Il eut, certes, dès le début un certain succès avec des opéras comme Zoraida di Granata (Rome, 1822), La Zingara (Naples, 1822), L'ajo nell'imbarazzo (Rome 1824), Otto mesi m due ore (Naples, 1827), Le convemenze ed inconvemenze teatrali (Naples, 1827) et L'esule di Roma (Naples, 1828). Mais il faudra attendre Anna Bolena (Milan, 1830) pour qu'il soit reconnu à l'échelle européenne et qu'il rejoigne, dans l'opinion publique, les plus grands compositeurs de son temps.
La manière dont ses opéras sont accueillis dans la presse lors de leur création témoigne de cette ascension progressive. Si ses premières œuvres font parfois l'objet d'un compte-rendu favorable, il faudra attendre le célèbre terzetto du finale du premier acte de L'esule di Roma pour que son talent soit largement apprécié. Les louanges toutefois s'arrêtent là. C'est avec Anna Bolena qu'il conquiert véritablement l'Italie des mélomanes, notamment le redoutable critique milanais Luigi Prividali, propriétaire et rédacteur en chef influent du Censore Universale dei Teatri. Avant Anna Bolena, Prividali traitait Donizetti avec le plus profond mépris ; après Anna Bolena, il fait preuve à son égard d'un respect démesuré et servile – revirement total, on ne peut plus soudain et étonnant.

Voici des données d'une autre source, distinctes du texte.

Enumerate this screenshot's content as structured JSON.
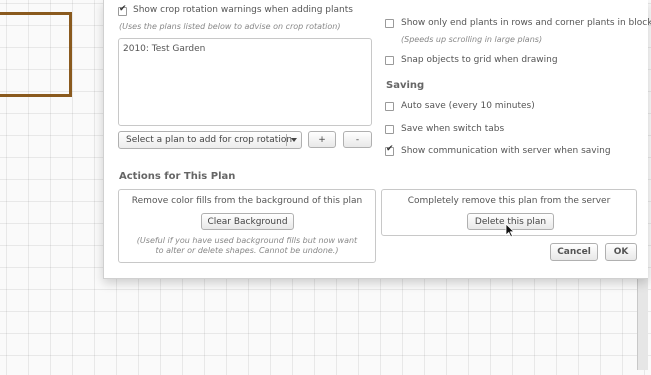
{
  "crop_rotation": {
    "show_warnings_label": "Show crop rotation warnings when adding plants",
    "show_warnings_checked": true,
    "hint": "(Uses the plans listed below to advise on crop rotation)",
    "plans": [
      "2010: Test Garden"
    ],
    "select_placeholder": "Select a plan to add for crop rotation",
    "add_label": "+",
    "remove_label": "-"
  },
  "display": {
    "end_plants_label": "Show only end plants in rows and corner plants in blocks",
    "end_plants_checked": false,
    "end_plants_hint": "(Speeds up scrolling in large plans)",
    "snap_label": "Snap objects to grid when drawing",
    "snap_checked": false
  },
  "saving": {
    "title": "Saving",
    "auto_save_label": "Auto save (every 10 minutes)",
    "auto_save_checked": false,
    "switch_tabs_label": "Save when switch tabs",
    "switch_tabs_checked": false,
    "show_comm_label": "Show communication with server when saving",
    "show_comm_checked": true
  },
  "actions": {
    "title": "Actions for This Plan",
    "clear_bg_desc": "Remove color fills from the background of this plan",
    "clear_bg_button": "Clear Background",
    "clear_bg_note_line1": "(Useful if you have used background fills but now want",
    "clear_bg_note_line2": "to alter or delete shapes. Cannot be undone.)",
    "delete_desc": "Completely remove this plan from the server",
    "delete_button": "Delete this plan"
  },
  "footer": {
    "cancel_label": "Cancel",
    "ok_label": "OK"
  },
  "colors": {
    "bed_border": "#8a5a1e",
    "grid_background": "#fafafa"
  }
}
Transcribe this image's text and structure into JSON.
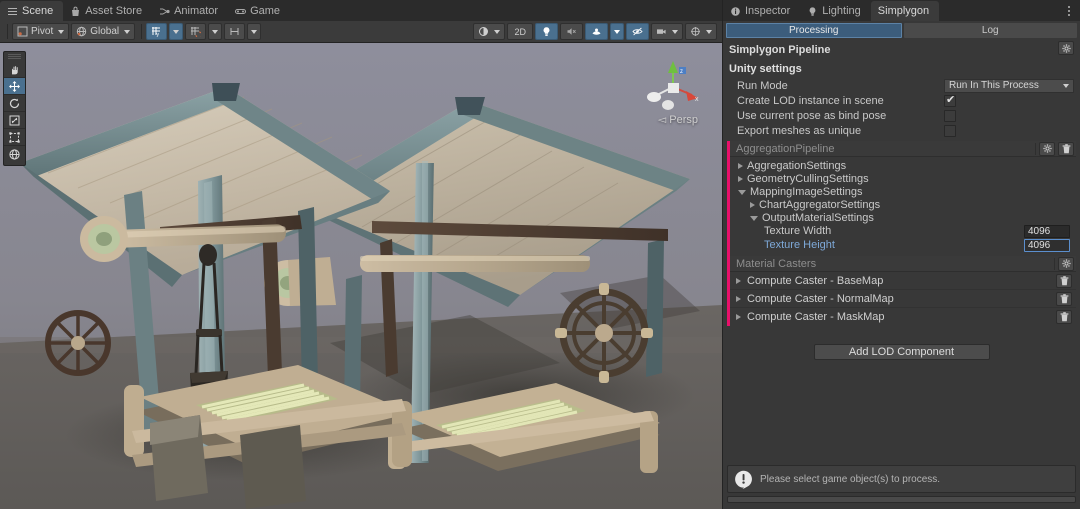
{
  "editor": {
    "scene_tabs": [
      {
        "label": "Scene",
        "icon": "scene-grid-icon",
        "active": true
      },
      {
        "label": "Asset Store",
        "icon": "store-bag-icon",
        "active": false
      },
      {
        "label": "Animator",
        "icon": "animator-node-icon",
        "active": false
      },
      {
        "label": "Game",
        "icon": "gamepad-icon",
        "active": false
      }
    ]
  },
  "scene_toolbar": {
    "pivot_label": "Pivot",
    "pivot_icon": "pivot-icon",
    "global_label": "Global",
    "global_icon": "globe-icon",
    "grid_snap_icon": "grid-snap-icon",
    "grid_snap_active": true,
    "snap_increment_icon": "snap-increment-icon",
    "view_grid_icon": "view-grid-icon",
    "shading_icon": "shading-mode-icon",
    "mode_2d_label": "2D",
    "lighting_icon": "lightbulb-icon",
    "lighting_active": true,
    "audio_icon": "audio-mute-icon",
    "effects_icon": "fx-toggle-icon",
    "effects_active": true,
    "visibility_icon": "scene-visibility-icon",
    "visibility_active": true,
    "camera_icon": "camera-icon",
    "gizmos_icon": "gizmos-icon"
  },
  "scene_tools": [
    {
      "name": "hand-tool",
      "icon": "hand-icon",
      "selected": false
    },
    {
      "name": "move-tool",
      "icon": "move-arrows-icon",
      "selected": true
    },
    {
      "name": "rotate-tool",
      "icon": "rotate-icon",
      "selected": false
    },
    {
      "name": "scale-tool",
      "icon": "scale-icon",
      "selected": false
    },
    {
      "name": "rect-tool",
      "icon": "rect-transform-icon",
      "selected": false
    },
    {
      "name": "transform-tool",
      "icon": "transform-icon",
      "selected": false
    }
  ],
  "scene_view": {
    "projection_label": "Persp",
    "gizmo_axis_x": "x",
    "gizmo_axis_y": "y",
    "gizmo_axis_z": "z",
    "sky_color": "#8b8b98",
    "ground_color": "#615e5c"
  },
  "inspector": {
    "tabs": [
      {
        "label": "Inspector",
        "icon": "info-circle-icon",
        "active": false
      },
      {
        "label": "Lighting",
        "icon": "lightbulb-icon",
        "active": false
      },
      {
        "label": "Simplygon",
        "icon": "",
        "active": true
      }
    ],
    "overflow_menu_icon": "kebab-menu-icon"
  },
  "simplygon": {
    "mode_tabs": [
      {
        "label": "Processing",
        "active": true
      },
      {
        "label": "Log",
        "active": false
      }
    ],
    "pipeline_header": "Simplygon Pipeline",
    "pipeline_header_gear_icon": "gear-icon",
    "unity_settings": {
      "title": "Unity settings",
      "fields": [
        {
          "label": "Run Mode",
          "type": "dropdown",
          "value": "Run In This Process"
        },
        {
          "label": "Create LOD instance in scene",
          "type": "checkbox",
          "checked": true
        },
        {
          "label": "Use current pose as bind pose",
          "type": "checkbox",
          "checked": false
        },
        {
          "label": "Export meshes as unique",
          "type": "checkbox",
          "checked": false
        }
      ]
    },
    "pipeline": {
      "name": "AggregationPipeline",
      "accent_color": "#e8106a",
      "gear_icon": "gear-icon",
      "trash_icon": "trash-icon",
      "tree": [
        {
          "label": "AggregationSettings",
          "indent": 0,
          "expanded": false,
          "selected": false
        },
        {
          "label": "GeometryCullingSettings",
          "indent": 0,
          "expanded": false,
          "selected": false
        },
        {
          "label": "MappingImageSettings",
          "indent": 0,
          "expanded": true,
          "selected": false
        },
        {
          "label": "ChartAggregatorSettings",
          "indent": 1,
          "expanded": false,
          "selected": false
        },
        {
          "label": "OutputMaterialSettings",
          "indent": 1,
          "expanded": true,
          "selected": false
        }
      ],
      "fields": [
        {
          "label": "Texture Width",
          "value": "4096",
          "focused": false
        },
        {
          "label": "Texture Height",
          "value": "4096",
          "focused": true
        }
      ]
    },
    "material_casters": {
      "header": "Material Casters",
      "gear_icon": "gear-icon",
      "items": [
        {
          "label": "Compute Caster - BaseMap",
          "trash_icon": "trash-icon"
        },
        {
          "label": "Compute Caster - NormalMap",
          "trash_icon": "trash-icon"
        },
        {
          "label": "Compute Caster - MaskMap",
          "trash_icon": "trash-icon"
        }
      ]
    },
    "add_lod_label": "Add LOD Component",
    "status": {
      "icon": "warning-speech-bubble-icon",
      "message": "Please select game object(s) to process."
    }
  }
}
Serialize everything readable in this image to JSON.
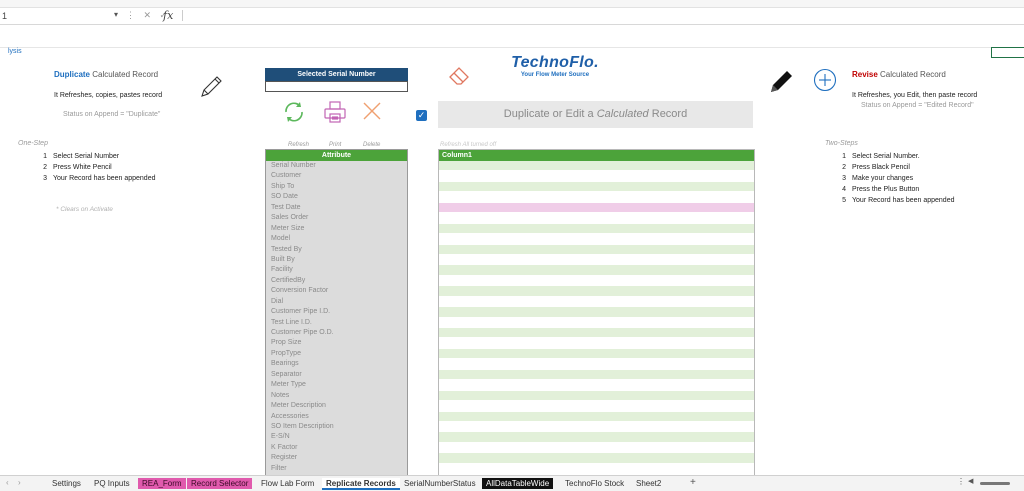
{
  "formula_bar": {
    "name_box": "1",
    "fx": "fx",
    "ops": "⋮ ✕ ✓"
  },
  "row_label": "lysis",
  "duplicate": {
    "title_bold": "Duplicate",
    "title_rest": "Calculated Record",
    "desc": "It Refreshes, copies, pastes record",
    "status": "Status on Append  =  \"Duplicate\""
  },
  "one_step": {
    "label": "One-Step",
    "steps": [
      {
        "n": "1",
        "text": "Select Serial Number"
      },
      {
        "n": "2",
        "text": "Press White Pencil"
      },
      {
        "n": "3",
        "text": "Your Record has been appended"
      }
    ],
    "note": "* Clears on Activate"
  },
  "serial": {
    "header": "Selected Serial Number"
  },
  "actions": {
    "refresh": "Refresh",
    "print": "Print",
    "delete": "Delete"
  },
  "brand": {
    "name": "TechnoFlo.",
    "tagline": "Your Flow Meter Source"
  },
  "dup_edit_button": {
    "pre": "Duplicate or Edit a ",
    "italic": "Calculated",
    "post": " Record"
  },
  "refresh_note": "Refresh All turned off",
  "attribute_table": {
    "header": "Attribute",
    "rows": [
      "Serial Number",
      "Customer",
      "Ship To",
      "SO Date",
      "Test Date",
      "Sales Order",
      "Meter Size",
      "Model",
      "Tested By",
      "Built By",
      "Facility",
      "CertifiedBy",
      "Conversion Factor",
      "Dial",
      "Customer Pipe I.D.",
      "Test Line I.D.",
      "Customer Pipe O.D.",
      "Prop Size",
      "PropType",
      "Bearings",
      "Separator",
      "Meter Type",
      "Notes",
      "Meter Description",
      "Accessories",
      "SO Item Description",
      "E-S/N",
      "K Factor",
      "Register",
      "Filter"
    ]
  },
  "column_table": {
    "header": "Column1",
    "row_colors": [
      "green",
      "white",
      "green",
      "white",
      "pink",
      "white",
      "green",
      "white",
      "green",
      "white",
      "green",
      "white",
      "green",
      "white",
      "green",
      "white",
      "green",
      "white",
      "green",
      "white",
      "green",
      "white",
      "green",
      "white",
      "green",
      "white",
      "green",
      "white",
      "green",
      "white"
    ]
  },
  "revise": {
    "title_bold": "Revise",
    "title_rest": "Calculated Record",
    "desc": "It Refreshes, you Edit, then paste record",
    "status": "Status on Append  =  \"Edited Record\""
  },
  "two_steps": {
    "label": "Two-Steps",
    "steps": [
      {
        "n": "1",
        "text": "Select Serial Number."
      },
      {
        "n": "2",
        "text": "Press Black Pencil"
      },
      {
        "n": "3",
        "text": "Make your changes"
      },
      {
        "n": "4",
        "text": "Press the Plus Button"
      },
      {
        "n": "5",
        "text": "Your Record has been appended"
      }
    ]
  },
  "tabs": [
    {
      "label": "Settings",
      "style": "normal"
    },
    {
      "label": "PQ Inputs",
      "style": "normal"
    },
    {
      "label": "REA_Form",
      "style": "pink"
    },
    {
      "label": "Record Selector",
      "style": "pink"
    },
    {
      "label": "Flow Lab Form",
      "style": "normal"
    },
    {
      "label": "Replicate Records",
      "style": "active"
    },
    {
      "label": "SerialNumberStatus",
      "style": "normal"
    },
    {
      "label": "AllDataTableWide",
      "style": "black"
    },
    {
      "label": "TechnoFlo Stock",
      "style": "normal"
    },
    {
      "label": "Sheet2",
      "style": "normal"
    }
  ],
  "add_sheet": "+",
  "colors": {
    "accent_blue": "#1f6fbf",
    "header_green": "#4ca33a",
    "navy": "#1f4e79",
    "revise_red": "#c00000"
  }
}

Et pourtant, dans ses œuvres de jeunesse, Donizetti fait parfois preuve d'une grande sensibilité et d'un talent prometteur. Le présent enregistrement en témoigne : les effets de couleur instrumentale et la progression harmonique de ses premiers opéras montrent l'influence hautement bénéfique de Mayr sur son élève. Lorsque le jeune compositeur arrive à Naples en 1822, Rossini – son aîné de quelques années seulement - domine la scène musicale dont il a façonné le goût depuis Elisabetta regina d'Inghilterra (1815) ; si Donizetti succombe inévitablement à son influence, il est néanmoins capable de faire preuve, à maintes reprises, d'inspiration et d'originalité. Donizetti, Mercadante, Pacini se trouvent tous dans l'obligation de se conformer au style rossinien, alors dominant. Ils ne manquent toutefois pas de potentiel – leur originalité n'attend que le moment opportun pour se manifester – et peu à peu ils trouvent le moyen de s'exprimer dans des styles musicaux qui, sans rompre de manière radicale avec les modèles rossiniens, manifestent et développent ici et là des traits d'une originalité indéniable.
Ce qui fait l'intérêt et la valeur de cet enregistrement, c'est qu'il nous montre un jeune compositeur obligé de sacrifier à la mode de son temps, mais impatient de penser par lui-même et constamment en train d'expérimenter avec des modes d'expression reflétant à la fois les situations qu'il met en musique et sa propre sensibilité artistique.